O Conselho Europeu, que reune chefes de Estado da União Europeia, ratificou nesta sexta-feira (9) o aval ao acordo de livre comércio com o Mercosul, durante reunião realizada em Bruxelas. O tratado, que estava em negociação há 26 anos, representa um importante marco para as relações comerciais entre os dois blocos econômicos.
Em entrevista ao CNN 360°, o economista e professor Roberto Uebel, de Relações Internacionais da ESPM, avaliou os principais pontos do acordo e seu impacto para os países envolvidos.

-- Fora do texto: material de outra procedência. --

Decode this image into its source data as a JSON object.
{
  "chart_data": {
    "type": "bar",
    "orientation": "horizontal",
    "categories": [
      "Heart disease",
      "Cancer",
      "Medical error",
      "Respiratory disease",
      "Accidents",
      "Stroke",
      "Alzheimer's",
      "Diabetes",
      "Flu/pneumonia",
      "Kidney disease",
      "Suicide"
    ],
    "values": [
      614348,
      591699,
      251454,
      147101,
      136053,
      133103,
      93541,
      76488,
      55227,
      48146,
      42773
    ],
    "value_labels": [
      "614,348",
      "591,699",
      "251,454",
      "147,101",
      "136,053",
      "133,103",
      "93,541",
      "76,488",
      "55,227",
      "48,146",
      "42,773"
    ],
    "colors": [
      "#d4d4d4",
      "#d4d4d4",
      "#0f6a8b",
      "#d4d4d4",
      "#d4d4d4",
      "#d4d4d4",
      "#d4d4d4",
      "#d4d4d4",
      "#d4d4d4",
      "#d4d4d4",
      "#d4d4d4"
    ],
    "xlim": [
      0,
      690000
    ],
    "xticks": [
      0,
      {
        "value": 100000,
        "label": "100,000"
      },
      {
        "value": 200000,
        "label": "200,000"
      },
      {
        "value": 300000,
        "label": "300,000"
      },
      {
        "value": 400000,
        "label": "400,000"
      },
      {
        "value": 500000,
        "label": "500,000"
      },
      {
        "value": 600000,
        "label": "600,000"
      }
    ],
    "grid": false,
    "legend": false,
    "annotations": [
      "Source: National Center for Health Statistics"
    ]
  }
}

Segundo o especialista, o tratado conseguiu se adaptar às mudanças significativas no cenário internacional ao longo das últimas décadas.
“Vinte e cinco anos atrás, nós não tínhamos Donald Trump, não tínhamos tarifas dos Estados Unidos, não tínhamos guerra na Ucrânia, não tínhamos ainda o boom das commodities”, explicou Uebel, destacando a capacidade de adaptação do acordo frente às transformações globais.
Mecanismos de proteção e salvaguardas
Um dos pontos centrais do tratado, conforme explicou o professor, são os mecanismos de salvaguarda que protegem setores estratégicos, especialmente o agropecuário europeu. “Em que pese hoje a gente esteja vendo esses protestos dos agricultores e pecuaristas franceses, da Romênia, da Polônia, da Áustria, no médio prazo já e principalmente no longo prazo, esses mecanismos vão se colocar até como uma vantagem competitiva do agronegócio europeu face ao agronegócio, tanto do Mercosul como de outros países”, avaliou.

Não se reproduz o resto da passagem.